İkinci kısımdaki kişiler, hiçkimse hakkında kötülük beslemeyi sevmez ve hak sözün sonuçlarını kabul etmek ve hak olmayan işten de vazgeçmek yolunda, namus ve doğruluk mesleğinde bulunurlar. Fakat bu kişiler kanunlardan, kurallardan ve onların usûlünden pek haberdar olmayanlardır. Çünkü büyüklüğün en önemli şartı, namus, doğruluk ve tarafsızlıkla açıklanan hak sözü kabul etmek ve uygulamaktır... Oysa bu kısımdakiler belirsizlik içinde iş görürler.
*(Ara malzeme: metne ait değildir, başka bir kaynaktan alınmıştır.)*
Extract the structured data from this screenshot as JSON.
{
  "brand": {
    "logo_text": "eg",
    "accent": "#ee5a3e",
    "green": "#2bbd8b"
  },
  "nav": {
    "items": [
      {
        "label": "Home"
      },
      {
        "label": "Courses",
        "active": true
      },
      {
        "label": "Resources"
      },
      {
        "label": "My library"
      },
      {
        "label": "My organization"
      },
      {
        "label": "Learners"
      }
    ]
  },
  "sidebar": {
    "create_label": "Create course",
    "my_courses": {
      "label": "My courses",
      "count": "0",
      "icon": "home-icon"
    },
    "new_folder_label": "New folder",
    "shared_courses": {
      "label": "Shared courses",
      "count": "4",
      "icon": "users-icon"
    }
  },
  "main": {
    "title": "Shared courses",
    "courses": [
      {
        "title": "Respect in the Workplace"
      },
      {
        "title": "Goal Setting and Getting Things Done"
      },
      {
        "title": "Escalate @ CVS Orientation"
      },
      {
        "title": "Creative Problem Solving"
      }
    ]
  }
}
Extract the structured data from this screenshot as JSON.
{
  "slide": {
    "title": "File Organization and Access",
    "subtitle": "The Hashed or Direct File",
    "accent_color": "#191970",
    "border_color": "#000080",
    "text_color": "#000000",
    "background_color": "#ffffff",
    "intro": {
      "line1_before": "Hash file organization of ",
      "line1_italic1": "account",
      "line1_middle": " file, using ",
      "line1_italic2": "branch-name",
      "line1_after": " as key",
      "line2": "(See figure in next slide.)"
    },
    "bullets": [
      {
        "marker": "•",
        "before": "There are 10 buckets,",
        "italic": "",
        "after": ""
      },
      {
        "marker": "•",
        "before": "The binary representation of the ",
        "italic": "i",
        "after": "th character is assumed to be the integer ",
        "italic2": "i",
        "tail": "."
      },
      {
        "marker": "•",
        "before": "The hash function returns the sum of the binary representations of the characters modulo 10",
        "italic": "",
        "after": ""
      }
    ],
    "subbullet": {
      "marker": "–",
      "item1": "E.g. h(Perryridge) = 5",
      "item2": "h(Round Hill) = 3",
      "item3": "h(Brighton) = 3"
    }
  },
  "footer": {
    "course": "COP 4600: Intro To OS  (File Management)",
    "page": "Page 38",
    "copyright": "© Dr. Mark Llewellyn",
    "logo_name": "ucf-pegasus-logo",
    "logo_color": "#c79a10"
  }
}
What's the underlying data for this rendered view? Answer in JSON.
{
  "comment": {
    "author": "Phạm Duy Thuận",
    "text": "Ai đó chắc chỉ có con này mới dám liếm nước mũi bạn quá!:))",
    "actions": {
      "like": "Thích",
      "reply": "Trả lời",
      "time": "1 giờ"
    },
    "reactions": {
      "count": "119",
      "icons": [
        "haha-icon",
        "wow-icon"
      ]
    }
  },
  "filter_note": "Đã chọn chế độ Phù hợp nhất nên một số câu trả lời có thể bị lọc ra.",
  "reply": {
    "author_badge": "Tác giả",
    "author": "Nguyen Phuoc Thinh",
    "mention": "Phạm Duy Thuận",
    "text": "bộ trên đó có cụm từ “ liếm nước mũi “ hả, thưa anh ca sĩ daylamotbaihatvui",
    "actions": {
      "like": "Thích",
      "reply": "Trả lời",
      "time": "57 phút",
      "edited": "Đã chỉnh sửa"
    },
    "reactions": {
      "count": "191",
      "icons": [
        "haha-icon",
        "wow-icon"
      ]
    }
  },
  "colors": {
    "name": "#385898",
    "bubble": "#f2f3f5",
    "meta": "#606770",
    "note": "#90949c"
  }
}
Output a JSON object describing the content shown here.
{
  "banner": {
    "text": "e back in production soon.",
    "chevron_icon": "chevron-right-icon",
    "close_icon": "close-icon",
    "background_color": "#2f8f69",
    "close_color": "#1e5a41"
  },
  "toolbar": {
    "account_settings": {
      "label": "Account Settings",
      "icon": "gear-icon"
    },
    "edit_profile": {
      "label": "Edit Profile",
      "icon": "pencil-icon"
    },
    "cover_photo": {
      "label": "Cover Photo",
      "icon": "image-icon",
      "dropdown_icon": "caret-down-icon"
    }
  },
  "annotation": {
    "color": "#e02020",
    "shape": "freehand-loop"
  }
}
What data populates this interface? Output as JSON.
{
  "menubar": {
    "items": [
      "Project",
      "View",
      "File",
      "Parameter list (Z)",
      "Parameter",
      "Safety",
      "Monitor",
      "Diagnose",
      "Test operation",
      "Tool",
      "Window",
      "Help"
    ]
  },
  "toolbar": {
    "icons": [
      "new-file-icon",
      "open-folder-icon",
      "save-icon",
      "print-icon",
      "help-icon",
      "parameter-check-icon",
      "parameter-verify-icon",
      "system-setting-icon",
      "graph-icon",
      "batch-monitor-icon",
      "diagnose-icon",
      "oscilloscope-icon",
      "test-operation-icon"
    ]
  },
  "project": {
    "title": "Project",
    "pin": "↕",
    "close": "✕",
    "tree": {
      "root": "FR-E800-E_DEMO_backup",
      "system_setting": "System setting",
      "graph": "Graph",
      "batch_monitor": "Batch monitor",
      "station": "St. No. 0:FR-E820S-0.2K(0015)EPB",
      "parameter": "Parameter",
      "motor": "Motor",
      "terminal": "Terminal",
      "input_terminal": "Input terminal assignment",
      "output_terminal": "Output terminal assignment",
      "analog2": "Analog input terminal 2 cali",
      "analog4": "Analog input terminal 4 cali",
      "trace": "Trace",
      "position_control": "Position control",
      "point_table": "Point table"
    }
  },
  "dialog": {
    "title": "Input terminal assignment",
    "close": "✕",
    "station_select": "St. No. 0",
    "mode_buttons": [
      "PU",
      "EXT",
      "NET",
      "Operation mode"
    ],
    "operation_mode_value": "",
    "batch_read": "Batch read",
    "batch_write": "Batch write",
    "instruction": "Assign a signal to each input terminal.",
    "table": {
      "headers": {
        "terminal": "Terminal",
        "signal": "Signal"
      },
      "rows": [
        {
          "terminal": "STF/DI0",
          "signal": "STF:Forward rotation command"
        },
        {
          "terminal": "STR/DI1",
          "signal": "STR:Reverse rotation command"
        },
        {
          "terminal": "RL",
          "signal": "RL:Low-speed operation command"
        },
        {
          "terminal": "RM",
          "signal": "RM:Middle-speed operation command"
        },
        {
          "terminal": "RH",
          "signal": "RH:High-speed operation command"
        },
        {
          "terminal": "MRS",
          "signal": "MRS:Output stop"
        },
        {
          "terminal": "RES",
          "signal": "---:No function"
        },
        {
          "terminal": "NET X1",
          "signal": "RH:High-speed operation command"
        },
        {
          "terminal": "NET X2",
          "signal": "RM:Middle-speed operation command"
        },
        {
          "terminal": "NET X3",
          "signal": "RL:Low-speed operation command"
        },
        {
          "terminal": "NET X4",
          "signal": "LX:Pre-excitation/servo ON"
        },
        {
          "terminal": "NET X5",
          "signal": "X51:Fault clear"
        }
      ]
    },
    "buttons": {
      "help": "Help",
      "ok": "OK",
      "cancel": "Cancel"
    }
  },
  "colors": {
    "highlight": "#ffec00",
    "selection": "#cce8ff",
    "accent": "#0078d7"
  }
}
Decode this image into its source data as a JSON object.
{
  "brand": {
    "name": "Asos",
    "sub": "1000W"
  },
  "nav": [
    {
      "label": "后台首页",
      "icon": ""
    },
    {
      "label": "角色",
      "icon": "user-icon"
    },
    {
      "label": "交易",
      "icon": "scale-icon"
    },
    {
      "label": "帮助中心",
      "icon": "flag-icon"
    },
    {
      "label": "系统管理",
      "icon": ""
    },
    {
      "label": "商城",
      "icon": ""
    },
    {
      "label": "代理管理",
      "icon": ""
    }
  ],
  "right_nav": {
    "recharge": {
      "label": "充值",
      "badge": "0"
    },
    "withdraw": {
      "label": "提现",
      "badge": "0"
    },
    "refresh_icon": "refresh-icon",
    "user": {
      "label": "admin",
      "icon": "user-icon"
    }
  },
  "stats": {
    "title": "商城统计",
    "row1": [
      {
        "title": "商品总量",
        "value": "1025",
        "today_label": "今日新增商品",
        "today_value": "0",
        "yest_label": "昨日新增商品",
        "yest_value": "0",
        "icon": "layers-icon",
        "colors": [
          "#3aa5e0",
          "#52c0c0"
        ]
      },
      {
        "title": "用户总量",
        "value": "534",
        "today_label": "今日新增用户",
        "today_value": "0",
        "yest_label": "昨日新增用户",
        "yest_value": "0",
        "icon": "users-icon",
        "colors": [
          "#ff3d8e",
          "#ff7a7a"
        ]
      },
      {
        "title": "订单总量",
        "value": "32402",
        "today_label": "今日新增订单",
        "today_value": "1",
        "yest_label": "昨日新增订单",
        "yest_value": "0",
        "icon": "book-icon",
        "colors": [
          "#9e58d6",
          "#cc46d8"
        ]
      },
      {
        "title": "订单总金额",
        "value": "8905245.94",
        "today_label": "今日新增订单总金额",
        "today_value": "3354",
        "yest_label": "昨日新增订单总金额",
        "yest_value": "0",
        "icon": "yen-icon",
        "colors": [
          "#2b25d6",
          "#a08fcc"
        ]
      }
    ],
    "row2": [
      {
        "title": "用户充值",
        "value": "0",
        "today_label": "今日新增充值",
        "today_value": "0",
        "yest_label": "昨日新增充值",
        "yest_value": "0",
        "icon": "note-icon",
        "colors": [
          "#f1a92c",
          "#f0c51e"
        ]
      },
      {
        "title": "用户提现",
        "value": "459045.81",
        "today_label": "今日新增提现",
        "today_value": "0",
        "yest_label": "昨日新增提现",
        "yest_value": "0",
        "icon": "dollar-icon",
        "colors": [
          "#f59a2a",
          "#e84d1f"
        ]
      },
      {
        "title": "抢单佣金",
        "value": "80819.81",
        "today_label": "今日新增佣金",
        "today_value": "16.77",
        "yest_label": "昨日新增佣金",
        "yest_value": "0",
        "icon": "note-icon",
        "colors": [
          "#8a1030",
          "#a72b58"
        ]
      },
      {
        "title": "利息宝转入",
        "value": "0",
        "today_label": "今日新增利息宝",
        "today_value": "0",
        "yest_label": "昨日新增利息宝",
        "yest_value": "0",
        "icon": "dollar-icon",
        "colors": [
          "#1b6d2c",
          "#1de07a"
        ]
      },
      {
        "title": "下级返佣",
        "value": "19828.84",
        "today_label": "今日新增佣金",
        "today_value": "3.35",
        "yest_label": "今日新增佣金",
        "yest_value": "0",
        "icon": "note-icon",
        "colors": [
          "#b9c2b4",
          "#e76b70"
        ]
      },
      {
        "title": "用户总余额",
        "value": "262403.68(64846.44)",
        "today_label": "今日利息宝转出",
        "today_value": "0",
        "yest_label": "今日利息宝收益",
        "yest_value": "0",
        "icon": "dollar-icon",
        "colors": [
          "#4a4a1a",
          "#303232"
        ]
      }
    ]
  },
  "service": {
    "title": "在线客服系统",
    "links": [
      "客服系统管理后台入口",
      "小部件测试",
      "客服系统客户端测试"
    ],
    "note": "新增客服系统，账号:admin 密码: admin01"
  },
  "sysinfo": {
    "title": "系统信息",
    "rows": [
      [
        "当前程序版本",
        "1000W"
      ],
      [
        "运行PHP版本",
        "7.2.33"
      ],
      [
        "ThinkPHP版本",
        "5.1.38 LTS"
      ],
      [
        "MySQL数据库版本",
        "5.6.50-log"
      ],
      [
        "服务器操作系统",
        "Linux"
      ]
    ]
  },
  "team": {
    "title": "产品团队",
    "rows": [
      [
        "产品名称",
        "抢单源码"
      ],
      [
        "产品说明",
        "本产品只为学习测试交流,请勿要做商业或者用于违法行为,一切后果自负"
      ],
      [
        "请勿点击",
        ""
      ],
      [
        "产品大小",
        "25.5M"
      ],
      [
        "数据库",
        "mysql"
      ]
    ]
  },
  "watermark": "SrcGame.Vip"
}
Üçüncü kısmı, kuralları bilen ve bilgiyi yayanlar olup ta övülmüş ve açıklanmış sıfatlardan nasipsiz, kötülük gözleyen ve özellikle kibirlenmiş olanlardır. Böylelerinin altlarında bulunan ve beraber çalıştıkları arkadaşları, memuriyette en ufak huzur, rahat ve güvenlik içinde olamazlar. Ancak bunlar yukarıda açıklandığı gibi devlet ve milletini seven kişilerden oldukları için, bir süre düşe kalka ve ıstırap veren haller ile işleri düzene koymak mümkün olabilir.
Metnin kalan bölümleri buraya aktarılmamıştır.